Dari jendela rumah, pemandangan pertama yang tersuguh tiada lain gunung-gunung dengan puncak bukitnya memagari perdesaan dengan kuatnya. Nyi Iteung sering melayangkan pandang ke arah gunung-gunung yang mengelilingi dusunnya ketika membuka jendela kamarnya, menyambut datangnya hari baru. Lalu, ia menghirup udara segar dengan tarikan napas yang kuat sampai terasa menyelusup ke dalam dadanya. Pohonan dengan warna hijau daunan yang segar di luar sana seperti tergambar di atas kanvas memberikan kesejukan dan kedamaian.
Namun, rasa itu tiba-tiba lenyap, manakala terdengar dengkur suaminya yang naik turun seiring dengan gerakan dadanya. Ditolehnya sejenak suaminya yang sedang tidur, tubuhnya melingkar di atas balai-balai. Nyi Iteung dengan kesal bergegas keluar kamar menuju dapurnya. Ia menoleh ke kanan dan ke kiri mencari-cari Abah dan Ambunya, namun tidak seorang pun ditemuinya.
“Ah, Abah dan Ambu sudah pergi ke ladang,” katanya dalam hati.
Abah dan Ambu Nyi Iteung seorang petani yang bekerja keras melawan musim yang silih berganti. Kemarau panjang yang membuat udara dingin di pagi hari dan panas di siang hari tiada dihiraukannya.

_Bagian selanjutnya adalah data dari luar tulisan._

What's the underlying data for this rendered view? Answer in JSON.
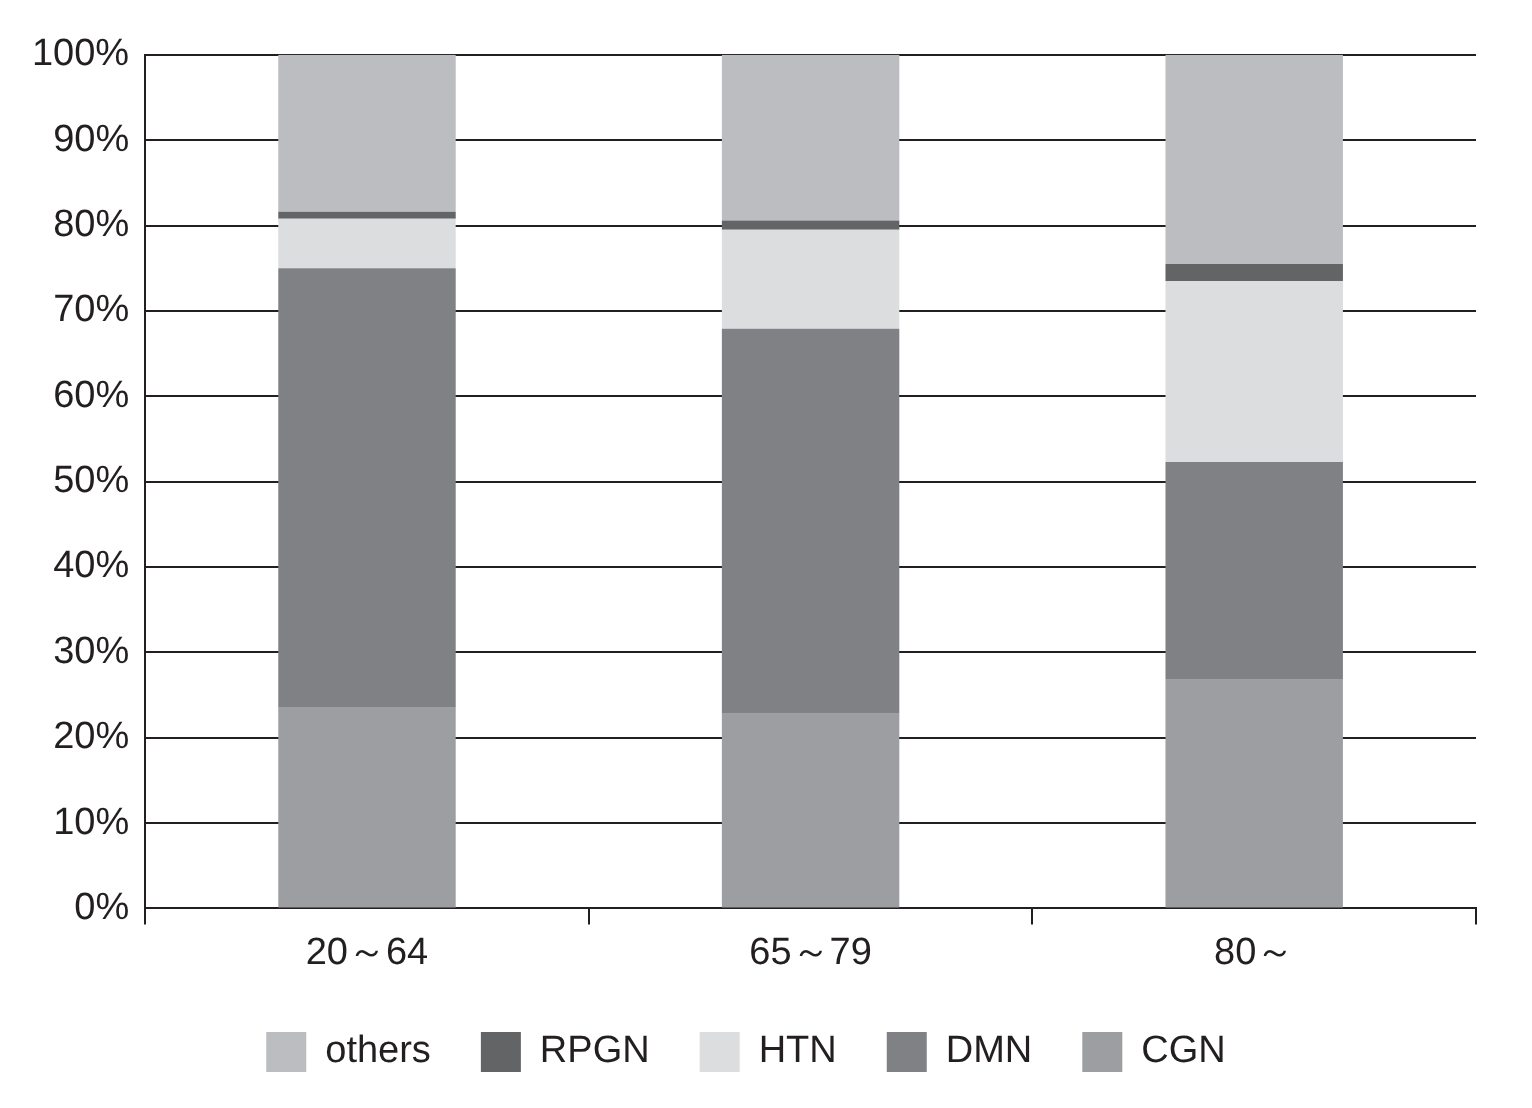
{
  "chart_data": {
    "type": "bar",
    "stacked": true,
    "categories": [
      "20～64",
      "65～79",
      "80～"
    ],
    "series": [
      {
        "name": "CGN",
        "color": "#9d9ea1",
        "values": [
          23.5,
          22.8,
          26.8
        ]
      },
      {
        "name": "DMN",
        "color": "#808184",
        "values": [
          51.5,
          45.1,
          25.5
        ]
      },
      {
        "name": "HTN",
        "color": "#dcdddf",
        "values": [
          5.8,
          11.6,
          21.2
        ]
      },
      {
        "name": "RPGN",
        "color": "#636466",
        "values": [
          0.8,
          1.1,
          2.0
        ]
      },
      {
        "name": "others",
        "color": "#bcbdc0",
        "values": [
          18.4,
          19.4,
          24.5
        ]
      }
    ],
    "ylim": [
      0,
      100
    ],
    "yticks": [
      {
        "value": 0,
        "label": "0%"
      },
      {
        "value": 10,
        "label": "10%"
      },
      {
        "value": 20,
        "label": "20%"
      },
      {
        "value": 30,
        "label": "30%"
      },
      {
        "value": 40,
        "label": "40%"
      },
      {
        "value": 50,
        "label": "50%"
      },
      {
        "value": 60,
        "label": "60%"
      },
      {
        "value": 70,
        "label": "70%"
      },
      {
        "value": 80,
        "label": "80%"
      },
      {
        "value": 90,
        "label": "90%"
      },
      {
        "value": 100,
        "label": "100%"
      }
    ],
    "grid": "y",
    "legend": "bottom"
  }
}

Begitu pula apabila musim hujan, hujan yang datang tidak mengenal waktu, bukan halangan bagi mereka untuk terus bekerja di ladang.
Terbayang di pelupuk matanya, dengan celana petaninya yang kebesaran dan berwarna gelap, Abah biasanya bergegas menuju ladang sambil memikul alat-alat pertaniannya atau kadang-kadang membawa ember yang berisi kotoran binatang untuk disebarkan dan dicampur dengan tanah di ladang.
Di belakang tampak Ambu tersaruk-saruk mengikuti langkah Abah. Seperti perempuan petani lain di desa itu, Ambu memiliki perawakan sedang, tetapi kuat terpancang pada kedua kaki yang menggembung seperti batang bambu hijau. Mukanya tidak bulat ataupun lebar, tetapi berbentuk oval dengan tulang pipi berisi, memancarkan keibuan yang menyejukkan.
“Ah, Ambu, mungkin bekerja lebih keras daripada Abah. Malam-malam pada waktu seisi rumah tidur, kadang-kadang aku terbangun oleh dengkur Kabayan, lalu melihat Ambu menambal baju yang biasa dipakai ke ladang hanya dengan lampu berkerudung kertas, atau Ambu sedang menyiapkan makanan untuk bekal yang dibawanya ke ladang,” gumam Nyi Iteung.
Nyi Iteung terkejut, bayangan Abah dan Ambunya buyar seketika oleh langkah-langkah orang di luar sana yang memanggil-manggil Abah dan Ambunya.
“Abah, Ambu, ayo kita ke ladang!” teriak suara orang di luar.
“Abah dan Ambu mah, sudah duluan,” balas Nyi Iteung.
“Na, nyubuh-nyubuh amat, Nyai?” kata orang itu sambil meneruskan langkahnya.
Nyi Iteung tidak membalas lagi, terus saja ia menjerang air dan menanak nasi. Lalu, ia menjerang air dan menanak nasi. Lalu, ia turun ke lebak, menuju pancuran sambil membawa cucian. Hari masih gelap, samar-samar, tetapi ke arah pancuran ia sudah hafal. Dari kejauhan terdengar suara teman-temannya yang sedang mencuci sambil bercanda. Nyi Iteung mempercepat langkahnya takut tidak kebagian tempat. Benar saja di pancuran ternyata sudah ramai.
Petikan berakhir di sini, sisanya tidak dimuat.